If JSON-LD is a prime target for representation (which it seems to be),
picking UTF-8 seems prudent.

Here's a quote from RFC 7159 (the latest JSON spec):

JSON text SHALL be encoded in UTF-8, UTF-16, or UTF-32. The default

   encoding is UTF-8, and JSON texts that are encoded in UTF-8 are
   interoperable in the sense that they will be read successfully by the
   maximum number of implementations; there are many implementations
   that cannot successfully read texts in other encodings (such as
   UTF-16 and UTF-32).

Cite: http://tools.ietf.org/html/rfc7159#section-8.1

And another spec now in progress (also by Tim Bray) introduces the
idea of I-JSON (or "Internet JSON") which essentially outlines and
codifies the interoperability recommendations in RFC 7159. The key
piece of which for this conversation is...

   I-JSON messages MUST be encoded using UTF-8 [RFC3629
<https://tools.ietf.org/html/rfc3629>].

Cite: https://tools.ietf.org/html/draft-ietf-json-i-json-03#section-2.1

So...while UTF-16 is "allowed for" it seems it would only cause
implementation woes...sadly.

> That said, I will happily reverse my position if someone has evidence
> that omitting support for UTF-16 in embedded bodies will negatively
> affect adoption of our standard in China/Thailand/etc.
>

Likely the developers in that area are accustomed to the "fun" that is
UTF-* and are used to UTF-8 content limitations in particular.

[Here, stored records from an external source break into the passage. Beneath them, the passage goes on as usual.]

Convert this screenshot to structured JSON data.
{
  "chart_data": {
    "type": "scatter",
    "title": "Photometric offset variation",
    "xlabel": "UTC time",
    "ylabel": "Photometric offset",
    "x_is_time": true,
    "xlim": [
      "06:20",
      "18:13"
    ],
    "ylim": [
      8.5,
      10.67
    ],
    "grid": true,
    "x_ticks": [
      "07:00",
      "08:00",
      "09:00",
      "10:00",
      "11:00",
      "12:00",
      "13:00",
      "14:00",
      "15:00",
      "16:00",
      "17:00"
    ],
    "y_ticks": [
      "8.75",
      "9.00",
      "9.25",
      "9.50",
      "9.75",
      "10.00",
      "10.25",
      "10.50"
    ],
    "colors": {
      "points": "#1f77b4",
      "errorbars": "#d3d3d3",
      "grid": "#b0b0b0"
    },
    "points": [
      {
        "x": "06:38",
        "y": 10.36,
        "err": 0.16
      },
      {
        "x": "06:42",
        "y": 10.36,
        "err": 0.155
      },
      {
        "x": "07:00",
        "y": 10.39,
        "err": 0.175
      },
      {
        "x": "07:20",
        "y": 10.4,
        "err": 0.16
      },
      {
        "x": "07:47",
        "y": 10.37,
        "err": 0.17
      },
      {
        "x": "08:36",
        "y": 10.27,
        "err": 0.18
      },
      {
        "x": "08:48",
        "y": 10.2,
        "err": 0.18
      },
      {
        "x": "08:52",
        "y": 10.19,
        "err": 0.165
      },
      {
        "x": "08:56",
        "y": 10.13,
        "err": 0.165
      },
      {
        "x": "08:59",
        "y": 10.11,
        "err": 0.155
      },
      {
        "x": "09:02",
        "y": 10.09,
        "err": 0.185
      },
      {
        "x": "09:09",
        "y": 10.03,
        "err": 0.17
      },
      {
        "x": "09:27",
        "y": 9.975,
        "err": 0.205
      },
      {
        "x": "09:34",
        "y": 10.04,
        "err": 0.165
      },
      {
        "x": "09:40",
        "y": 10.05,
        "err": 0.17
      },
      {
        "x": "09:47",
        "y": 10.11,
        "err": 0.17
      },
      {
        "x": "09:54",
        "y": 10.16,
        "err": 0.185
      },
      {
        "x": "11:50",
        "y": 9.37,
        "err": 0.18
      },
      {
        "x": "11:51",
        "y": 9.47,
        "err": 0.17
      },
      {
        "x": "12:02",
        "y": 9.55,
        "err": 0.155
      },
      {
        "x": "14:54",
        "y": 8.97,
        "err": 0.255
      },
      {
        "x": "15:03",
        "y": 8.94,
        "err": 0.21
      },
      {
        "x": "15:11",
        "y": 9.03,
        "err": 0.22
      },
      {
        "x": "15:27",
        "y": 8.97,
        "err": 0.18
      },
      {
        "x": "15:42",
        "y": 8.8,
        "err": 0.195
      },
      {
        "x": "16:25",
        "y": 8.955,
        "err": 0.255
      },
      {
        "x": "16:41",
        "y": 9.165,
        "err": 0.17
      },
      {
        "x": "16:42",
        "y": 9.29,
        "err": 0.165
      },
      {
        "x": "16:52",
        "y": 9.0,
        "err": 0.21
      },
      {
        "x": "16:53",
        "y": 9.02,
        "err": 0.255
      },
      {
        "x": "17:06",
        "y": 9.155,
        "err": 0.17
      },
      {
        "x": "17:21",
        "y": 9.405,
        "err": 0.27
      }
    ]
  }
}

Perhaps a stance such as "SHOULD be encoded using UTF-8, but MAY be encoded
in UTF-16 or UTF-32 where limiting interoperability is less of a concern."
Terribly vague, but you get the idea, hopefully. :)

Thanks!
Benjamin
--
Developer Advocate
http://hypothes.is/

>
> -N
>
>
>

Received on Wednesday, 15 October 2014 12:35:13 UTC